Calculate conditional expectation with respect to a sigma algebra I am new to this stuff, so I have no idea how to really perform a calculation a conditional expectation of $E[X|F_1]$ and $E[X|F_2]$.
Let $\Omega=\{a,b,c\}$ , and $X$ is a random variable with $X(a) =1, X(b) =0 , X(c) =-1$.

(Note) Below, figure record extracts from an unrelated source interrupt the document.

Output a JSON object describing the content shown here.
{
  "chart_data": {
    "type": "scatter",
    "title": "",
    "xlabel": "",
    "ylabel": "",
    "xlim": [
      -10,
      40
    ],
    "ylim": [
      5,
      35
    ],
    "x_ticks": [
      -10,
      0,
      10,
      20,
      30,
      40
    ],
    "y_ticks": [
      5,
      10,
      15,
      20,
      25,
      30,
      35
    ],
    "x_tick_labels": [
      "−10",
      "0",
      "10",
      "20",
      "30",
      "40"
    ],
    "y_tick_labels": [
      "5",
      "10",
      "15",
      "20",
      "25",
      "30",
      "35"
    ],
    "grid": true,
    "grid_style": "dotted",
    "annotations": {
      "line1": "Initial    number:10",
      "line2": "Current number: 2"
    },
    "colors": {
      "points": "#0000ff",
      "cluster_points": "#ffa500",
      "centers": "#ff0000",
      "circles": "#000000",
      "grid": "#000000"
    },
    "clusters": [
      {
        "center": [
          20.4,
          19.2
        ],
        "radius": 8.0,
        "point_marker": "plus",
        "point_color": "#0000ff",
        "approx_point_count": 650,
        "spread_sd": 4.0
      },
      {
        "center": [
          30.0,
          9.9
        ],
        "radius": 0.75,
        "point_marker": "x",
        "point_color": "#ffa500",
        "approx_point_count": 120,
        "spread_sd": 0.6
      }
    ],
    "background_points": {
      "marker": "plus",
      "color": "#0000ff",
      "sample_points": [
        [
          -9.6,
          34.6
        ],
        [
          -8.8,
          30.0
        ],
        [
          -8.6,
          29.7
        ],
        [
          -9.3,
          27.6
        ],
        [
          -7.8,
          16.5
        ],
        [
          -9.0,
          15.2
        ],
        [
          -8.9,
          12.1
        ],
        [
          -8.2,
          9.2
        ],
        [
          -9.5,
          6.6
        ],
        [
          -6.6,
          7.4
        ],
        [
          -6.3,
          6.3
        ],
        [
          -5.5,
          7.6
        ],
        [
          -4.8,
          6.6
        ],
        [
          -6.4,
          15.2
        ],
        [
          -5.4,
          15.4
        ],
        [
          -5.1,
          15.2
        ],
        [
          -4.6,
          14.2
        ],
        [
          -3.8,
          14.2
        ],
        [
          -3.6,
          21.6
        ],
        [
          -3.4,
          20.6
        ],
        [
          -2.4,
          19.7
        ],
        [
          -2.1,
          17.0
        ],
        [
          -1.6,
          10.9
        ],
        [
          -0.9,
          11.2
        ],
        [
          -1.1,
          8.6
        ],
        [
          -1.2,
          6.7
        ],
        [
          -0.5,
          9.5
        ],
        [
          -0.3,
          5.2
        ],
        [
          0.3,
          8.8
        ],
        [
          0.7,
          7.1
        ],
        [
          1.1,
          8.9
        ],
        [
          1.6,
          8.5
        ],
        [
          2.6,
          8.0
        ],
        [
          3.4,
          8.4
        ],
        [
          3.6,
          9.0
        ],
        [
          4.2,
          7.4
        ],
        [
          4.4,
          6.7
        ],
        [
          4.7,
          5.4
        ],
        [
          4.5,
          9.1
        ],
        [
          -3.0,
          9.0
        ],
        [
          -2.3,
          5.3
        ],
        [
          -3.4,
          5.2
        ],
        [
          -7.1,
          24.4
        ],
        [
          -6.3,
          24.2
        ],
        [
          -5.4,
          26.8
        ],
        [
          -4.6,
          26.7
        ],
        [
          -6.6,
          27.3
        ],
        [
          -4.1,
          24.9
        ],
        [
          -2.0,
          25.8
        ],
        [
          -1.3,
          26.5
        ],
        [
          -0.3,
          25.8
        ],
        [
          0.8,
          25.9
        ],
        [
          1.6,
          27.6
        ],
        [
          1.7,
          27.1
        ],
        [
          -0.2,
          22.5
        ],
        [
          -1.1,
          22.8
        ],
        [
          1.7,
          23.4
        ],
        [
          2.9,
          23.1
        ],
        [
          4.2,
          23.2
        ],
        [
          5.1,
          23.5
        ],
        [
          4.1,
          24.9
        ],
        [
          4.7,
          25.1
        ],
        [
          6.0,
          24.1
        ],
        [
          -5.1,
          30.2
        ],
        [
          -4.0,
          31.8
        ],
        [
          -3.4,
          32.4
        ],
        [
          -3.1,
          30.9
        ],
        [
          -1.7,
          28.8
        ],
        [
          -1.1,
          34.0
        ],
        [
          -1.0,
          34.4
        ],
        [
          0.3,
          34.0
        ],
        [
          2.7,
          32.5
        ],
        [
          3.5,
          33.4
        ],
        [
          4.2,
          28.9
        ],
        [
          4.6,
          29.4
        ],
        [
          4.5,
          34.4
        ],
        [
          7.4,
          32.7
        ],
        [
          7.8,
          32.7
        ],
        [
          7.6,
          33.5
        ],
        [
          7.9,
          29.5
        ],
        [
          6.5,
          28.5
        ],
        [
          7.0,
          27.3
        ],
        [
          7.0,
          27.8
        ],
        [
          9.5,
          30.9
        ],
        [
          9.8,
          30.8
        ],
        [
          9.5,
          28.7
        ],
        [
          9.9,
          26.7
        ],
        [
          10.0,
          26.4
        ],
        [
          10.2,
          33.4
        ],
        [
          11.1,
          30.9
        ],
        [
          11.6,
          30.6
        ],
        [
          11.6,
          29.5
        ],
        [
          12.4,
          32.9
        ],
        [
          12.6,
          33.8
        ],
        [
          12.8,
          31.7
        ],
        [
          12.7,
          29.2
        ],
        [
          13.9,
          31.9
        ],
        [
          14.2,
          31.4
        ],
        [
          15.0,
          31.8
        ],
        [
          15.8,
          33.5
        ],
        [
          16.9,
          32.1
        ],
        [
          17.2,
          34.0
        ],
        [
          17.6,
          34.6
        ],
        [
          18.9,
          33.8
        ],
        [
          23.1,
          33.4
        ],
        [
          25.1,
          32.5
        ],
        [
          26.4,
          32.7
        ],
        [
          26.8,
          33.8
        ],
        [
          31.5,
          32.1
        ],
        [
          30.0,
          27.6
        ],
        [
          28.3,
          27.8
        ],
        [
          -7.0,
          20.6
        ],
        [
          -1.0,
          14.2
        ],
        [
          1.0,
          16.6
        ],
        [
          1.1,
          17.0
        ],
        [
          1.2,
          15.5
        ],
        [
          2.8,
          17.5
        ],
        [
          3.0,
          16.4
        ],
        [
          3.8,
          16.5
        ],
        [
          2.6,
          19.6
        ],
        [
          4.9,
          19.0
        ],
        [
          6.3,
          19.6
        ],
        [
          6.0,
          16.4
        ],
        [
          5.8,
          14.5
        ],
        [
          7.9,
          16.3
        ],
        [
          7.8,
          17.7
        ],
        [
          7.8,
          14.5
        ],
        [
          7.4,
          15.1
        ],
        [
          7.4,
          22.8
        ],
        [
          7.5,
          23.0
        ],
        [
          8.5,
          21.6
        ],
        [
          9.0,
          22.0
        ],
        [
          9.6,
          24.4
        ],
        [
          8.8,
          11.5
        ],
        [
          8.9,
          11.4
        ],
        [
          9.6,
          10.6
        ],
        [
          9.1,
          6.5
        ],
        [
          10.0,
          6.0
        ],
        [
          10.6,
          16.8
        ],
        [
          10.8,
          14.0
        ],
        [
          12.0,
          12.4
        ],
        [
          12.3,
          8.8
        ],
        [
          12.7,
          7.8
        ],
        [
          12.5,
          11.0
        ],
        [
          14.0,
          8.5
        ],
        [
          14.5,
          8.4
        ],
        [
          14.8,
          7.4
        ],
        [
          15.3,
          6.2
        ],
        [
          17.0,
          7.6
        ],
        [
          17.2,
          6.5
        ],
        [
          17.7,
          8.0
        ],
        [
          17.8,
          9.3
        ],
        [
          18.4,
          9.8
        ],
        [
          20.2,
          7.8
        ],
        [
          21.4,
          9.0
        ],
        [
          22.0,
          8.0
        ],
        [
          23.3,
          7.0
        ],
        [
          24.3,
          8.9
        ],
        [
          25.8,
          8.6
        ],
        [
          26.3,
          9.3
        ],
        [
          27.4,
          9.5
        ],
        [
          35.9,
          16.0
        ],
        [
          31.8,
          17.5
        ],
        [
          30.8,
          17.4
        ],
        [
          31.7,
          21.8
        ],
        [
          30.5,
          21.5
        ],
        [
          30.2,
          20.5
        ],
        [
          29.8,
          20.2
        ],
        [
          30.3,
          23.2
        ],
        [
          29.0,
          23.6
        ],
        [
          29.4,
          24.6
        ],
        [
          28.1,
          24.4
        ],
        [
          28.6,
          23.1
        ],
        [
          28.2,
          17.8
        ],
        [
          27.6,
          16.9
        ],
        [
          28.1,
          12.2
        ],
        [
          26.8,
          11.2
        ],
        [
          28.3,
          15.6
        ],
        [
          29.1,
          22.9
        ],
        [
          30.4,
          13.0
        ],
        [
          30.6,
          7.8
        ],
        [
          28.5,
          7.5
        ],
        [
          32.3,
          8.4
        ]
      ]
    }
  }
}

$P(X=a)=P(X=b)=P(X=c)=1/3$ , so that $E[X] = 1*1/3+0*1/3+-1*1/3=0$
$F_1 \text{is the sigma algebra} = \{\text{null set} , \Omega \} . F_2=\{\text{null}, \Omega , \{a\},\{b,c\}\}.$
On my attempt , I think $E [X|F_1] (a)= E[X| Ω]= 0$ because $\{a\}$ only in $\{a,b,c\}$ in $F_1$, and $E[X|Ω]=EX=0$; similar for $E[X|F_1](b)$ and $E[X|F_1](c)$. I dont know this is correct logic or not.
for $E[X|F_2]$(a) , since a is in $\{a\}$ and $Ω$ in $F_2$
will $E[X|F_2](a)= X(a)*P({a})/P({a}) = 1$
I am really confused right now.
Also Can you tell me how to evaluate $E[E[X|F_1]|F_2]$ ?
 A: For any discrete sigma-algebra $\mathcal G$, one can think of $E(X\mid\mathcal G)$ as being constant on every atom of $\mathcal G$ with the same expectation as $X$ on each of these atoms.
If $\mathcal G=\{\varnothing,\Omega\}$, there is only one atom, namely $\Omega$, hence $E(X\mid\mathcal G)$ is the constant random variable with value $E(X)$.
If $\mathcal G=\{\varnothing,A,\Omega\setminus A,\Omega\}$ where $0\lt P(A)\lt1$, the atoms are $A$ and $\Omega\setminus A$ hence $E(X\mid\mathcal G)$ is constant on $A$ and constant on $\Omega\setminus A$, that is, $E(X\mid\mathcal G)=x\mathbf 1_A+y\mathbf 1_{\Omega\setminus A}$ where $x=E(X\mid A)=E(X\mathbf 1_A)/P(A)$ and $y=E(X\mid\Omega\setminus A)=E(X\mathbf 1_{\Omega\setminus A})/P(\Omega\setminus A)$.
Finally, with the notations of the question, $E(X\mid\mathcal F_1)$ is constant, say $E(X\mid\mathcal F_1)=x$, hence $E(E(X\mid\mathcal F_1)\mid\mathcal F_2)=x$ for every $\mathcal F_2$, that is, $E(E(X\mid\mathcal F_1)\mid\mathcal F_2)=E(X)$.